For instance , let's check the genotype of HG00111 at position 33514465, extracting the information from a vcf generated with gotCloud and exome sequencing on the sample HG00111. This time rather than using "zgrep", that could be very slow for large dataset, we will use "tabix" which provides quick access to every line of the vcf.
We first need to index the .vcf file
> tabix exome/vcfs/chr20/chr20.filtered.vcf.gz
This command creates a .vcf.gz.tbi, the index file which contains position information and allows for quick access.

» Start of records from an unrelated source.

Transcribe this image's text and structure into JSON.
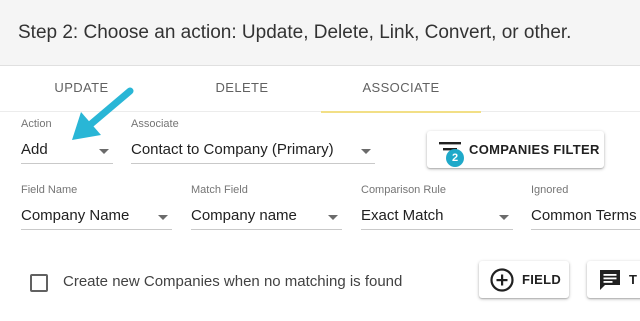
{
  "header": {
    "title": "Step 2: Choose an action: Update, Delete, Link, Convert, or other."
  },
  "tabs": [
    {
      "label": "UPDATE",
      "active": false
    },
    {
      "label": "DELETE",
      "active": false
    },
    {
      "label": "ASSOCIATE",
      "active": true
    }
  ],
  "row1": {
    "action": {
      "label": "Action",
      "value": "Add"
    },
    "associate": {
      "label": "Associate",
      "value": "Contact to Company (Primary)"
    },
    "companies_filter": {
      "label": "COMPANIES FILTER",
      "badge": "2"
    }
  },
  "row2": {
    "field_name": {
      "label": "Field Name",
      "value": "Company Name"
    },
    "match_field": {
      "label": "Match Field",
      "value": "Company name"
    },
    "comparison_rule": {
      "label": "Comparison Rule",
      "value": "Exact Match"
    },
    "ignored": {
      "label": "Ignored",
      "value": "Common Terms"
    }
  },
  "footer": {
    "create_new_label": "Create new Companies when no matching is found",
    "create_new_checked": false,
    "field_button": "FIELD",
    "next_button_partial": "T"
  },
  "colors": {
    "header_bg": "#f5f5f5",
    "tab_indicator": "#f2df86",
    "badge": "#1fa9c9",
    "annotation_arrow": "#29b6d6"
  },
  "icons": {
    "filter": "filter-list-icon",
    "add_field": "add-circle-outline-icon",
    "template": "message-text-icon",
    "annotation": "pointer-arrow-icon"
  }
}
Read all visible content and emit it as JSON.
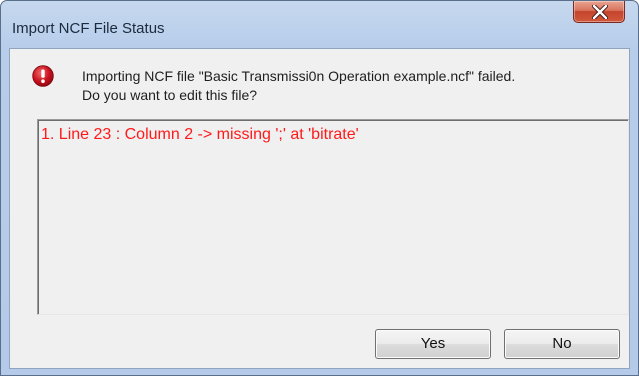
{
  "window": {
    "title": "Import NCF File Status"
  },
  "message": {
    "line1": "Importing NCF file \"Basic Transmissi0n Operation example.ncf\" failed.",
    "line2": "Do you want to edit this file?"
  },
  "errors": [
    "1. Line 23 : Column 2 -> missing ';' at 'bitrate'"
  ],
  "buttons": {
    "yes_label": "Yes",
    "no_label": "No"
  },
  "icons": {
    "close": "close-icon",
    "error": "error-icon"
  },
  "colors": {
    "error_text": "#ff1a1a",
    "error_icon": "#c8101e",
    "close_button": "#c4432c"
  }
}
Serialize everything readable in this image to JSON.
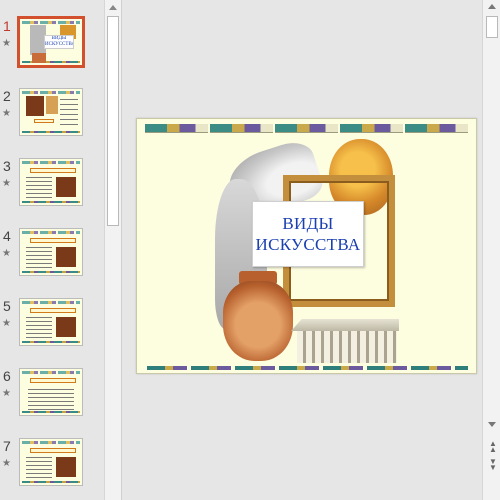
{
  "slides": [
    {
      "number": "1",
      "active": true,
      "star": "★",
      "kind": "title",
      "label": "ВИДЫ ИСКУССТВА"
    },
    {
      "number": "2",
      "active": false,
      "star": "★",
      "kind": "picture-left"
    },
    {
      "number": "3",
      "active": false,
      "star": "★",
      "kind": "text-right"
    },
    {
      "number": "4",
      "active": false,
      "star": "★",
      "kind": "text-right"
    },
    {
      "number": "5",
      "active": false,
      "star": "★",
      "kind": "text-right"
    },
    {
      "number": "6",
      "active": false,
      "star": "★",
      "kind": "text-only"
    },
    {
      "number": "7",
      "active": false,
      "star": "★",
      "kind": "text-right"
    }
  ],
  "main_slide": {
    "title_line1": "ВИДЫ",
    "title_line2": "ИСКУССТВА"
  },
  "colors": {
    "slide_bg": "#fdfde0",
    "title_text": "#1a3fb0",
    "active_accent": "#d2502d"
  },
  "icons": {
    "slide_flag": "star-icon",
    "scroll_up": "arrow-up-icon",
    "scroll_down": "arrow-down-icon",
    "prev_slide": "double-up-icon",
    "next_slide": "double-down-icon"
  }
}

We can now pick the lines that we want with the notation "CHR:FIRSTPOS-LASTPOS". Since we are interested in a single position, FIRSTPOS and LASTPOS are the same
> tabix -h exome/vcfs/chr20/chr20.filtered.vcf.gz 20:33514465-33514465| tail -n2| cut -f 2,10
POS HG00111 33514465 0/1:16:85:137,0,82
The pileup of this position from the bam file reports 4T's and 12C's
- Q9: Is this genotype concordant with the one found in the low pass variant calling? Which genotype do you think is more accurate?
- Q10: What can be the reason of the genotype discordance?
Low pass sequencing data, however, can be greatly improved by models that combine information across sites and individuals.
Here is how that might work:
> gotcloud ldrefine --conf config/gotCloud.snpcall.conf --outDir snpcall --numjobs 1
Again, you can review the contents of the updated VCF file using the zless command:
> zless snpcall/thunder/chr20/1000G/thunder/chr20.filtered.PASS.beagled.1000G.thunder.vcf.gz
- Q11: Compare the genotype of the sample HG00111 at position 33514465 in the low-pass and in the LD-refined VCF. Did something change? Why?
- Q12: Check position 33523840 in the low pass VCF for sample HG00111.
- What is the genotype assigned by the variant caller?
- What is your predicted genotype according to the reads piling up at this site?
- What is the genotype in the exome VCF?
- What is the genotype after LD refinement?